Johnny Gaudreau enjoyed the best season of his NHL career in 2018-19, setting career highs for goals (36) and points (99). Gaudreau blew away his previous career high of 84 points.

In doing so, Gaudreau might have set expectations too high for both himself and the Flames.

Some might pin Gaudreau’s slippage to a morale-busting first-round loss to the Avalanche during the 2019 Stanley Cup Playoffs. After all, Gaudreau failed to score a single goal during that series, managing a measly assist over five games. If there was a shred of doubt about Gaudreau vs. Nathan MacKinnon, that debate was crushed with the speed of an authoritative overtime playoff game-winner.

Maybe Gaudreau is suffering from a minor crisis of confidence, but that armchair psychology likely falls short. Simply put, he was probably playing over his head last season, and then he regressed.

It’s still a disappointment for the Flames, though. With 58 points in 70 games, Gaudreau’s .83 points-per-game average is the third-worst of his career.

And, generally speaking, as Gaudreau goes, so does Sean Monahan.

It’s not surprising that Matthew Tkachuk ranks higher than Monahan and Gaudreau on this GAR chart (via Charting Hockey using Evolving Hockey’s stats), being that Tkachuk is such a five-on-five demon. But the two being run-of-the-mill by their standards made it tough for Calgary to pull away from the Pacific pack.

Flames firing Bill Peters was part of a run of coaching surprises

The series of events that ultimately led to the Flames firing Bill Peters was quite ugly, and there were also surprises along the way.

Frankly, the fact that Peters faced actual consequences — rather than another powerful person’s indiscretions merely being brushed under the rug — was a pleasant surprise. Peters facing repercussions doesn’t delete the unpleasant experiences Akim Aliu and others went through, yet it was a sign of progress in hockey — whether you consider the changes big or merely incremental.

Peters’ firing was part of a series of surprises in the coaching ranks that would probably go down as a bigger story for 2019-20 if COVID-19 hadn’t halted play altogether.

Cam Talbot rebounds for Flames

In a season of slippage for the Flames, Talbot’s lifting Calgary up.

After seeing his save percentage sink below .90 during his final year with the Oilers, Talbot’s been huge for Calgary. Talbot entered the “pause” with a three-game winning streak, and generated a strong .919 save percentage overall.

That’s all been crucial, as David Rittich remained mediocre. If he’s “Big Save Dave,” perhaps Rittich needs to focus a bit more on the small and medium-sized stops?

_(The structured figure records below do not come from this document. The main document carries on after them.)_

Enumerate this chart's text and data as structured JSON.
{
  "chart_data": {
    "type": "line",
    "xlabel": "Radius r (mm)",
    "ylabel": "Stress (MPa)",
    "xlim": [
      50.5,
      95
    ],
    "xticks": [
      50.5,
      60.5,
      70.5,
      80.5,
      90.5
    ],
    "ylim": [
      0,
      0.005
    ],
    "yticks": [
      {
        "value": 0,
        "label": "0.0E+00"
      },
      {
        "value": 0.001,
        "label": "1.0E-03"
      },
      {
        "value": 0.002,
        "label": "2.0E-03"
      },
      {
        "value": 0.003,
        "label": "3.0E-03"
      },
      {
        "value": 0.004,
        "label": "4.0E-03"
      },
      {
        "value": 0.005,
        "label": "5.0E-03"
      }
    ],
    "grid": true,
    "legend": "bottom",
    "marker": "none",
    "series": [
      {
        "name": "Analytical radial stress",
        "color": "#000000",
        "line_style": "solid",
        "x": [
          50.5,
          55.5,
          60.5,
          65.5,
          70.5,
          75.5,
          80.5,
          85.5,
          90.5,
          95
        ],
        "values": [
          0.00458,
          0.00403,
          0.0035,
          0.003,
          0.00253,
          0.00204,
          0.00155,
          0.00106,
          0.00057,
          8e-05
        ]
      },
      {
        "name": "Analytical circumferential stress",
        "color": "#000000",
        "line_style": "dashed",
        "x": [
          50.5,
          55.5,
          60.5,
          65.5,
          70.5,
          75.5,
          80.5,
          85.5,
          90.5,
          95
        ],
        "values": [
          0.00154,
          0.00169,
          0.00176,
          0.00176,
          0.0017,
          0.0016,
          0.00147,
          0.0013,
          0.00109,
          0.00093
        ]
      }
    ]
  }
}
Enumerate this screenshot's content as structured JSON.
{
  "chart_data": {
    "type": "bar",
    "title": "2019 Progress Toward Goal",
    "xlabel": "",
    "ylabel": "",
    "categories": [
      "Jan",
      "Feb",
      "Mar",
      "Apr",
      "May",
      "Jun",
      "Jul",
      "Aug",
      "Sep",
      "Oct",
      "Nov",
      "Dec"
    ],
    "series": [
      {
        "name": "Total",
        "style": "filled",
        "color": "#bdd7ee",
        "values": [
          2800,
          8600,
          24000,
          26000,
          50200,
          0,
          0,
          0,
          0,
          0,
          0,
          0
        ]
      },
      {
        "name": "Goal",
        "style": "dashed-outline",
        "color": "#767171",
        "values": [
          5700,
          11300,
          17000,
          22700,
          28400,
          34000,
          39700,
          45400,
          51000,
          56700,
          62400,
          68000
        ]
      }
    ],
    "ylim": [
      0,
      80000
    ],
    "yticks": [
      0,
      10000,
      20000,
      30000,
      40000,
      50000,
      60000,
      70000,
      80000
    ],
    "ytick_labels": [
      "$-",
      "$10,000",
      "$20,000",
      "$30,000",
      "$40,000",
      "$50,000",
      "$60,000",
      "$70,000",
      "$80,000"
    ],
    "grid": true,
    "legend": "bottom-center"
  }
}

Flames aren’t getting pleasant surprises from Sam Bennett

Expecting more from Rittich (.907 save percentage in 2019-20) was foolish considering his .908 career average. Projecting a dramatic transformation from Bennett might have been even more foolish.

Yet, even by diminished standards, Bennett’s 2019-20 was extremely meh. Bennett only managed 12 points over 52 games, which translates to a career-worst .23 ppg.

The Flames have tried to hold out for value in potentially trading Bennett. That makes sense, as it would sting to receive very little for the fourth pick of the 2014 NHL Draft. But considering how his numbers (and ice time) are sinking, maybe it would be best for everyone involved if a trade happened?

A change of scenery might be the only thing that leads to pleasant surprises for Bennett and the Flames.

Oh, and as a bonus surprise: Milan Lucic … not as bad as maybe people think. His contract remains bad, but Lucic seems like he can be an OK contributor overall. Yup, life and the Flames are both full of surprises … and OK, perhaps disappointments.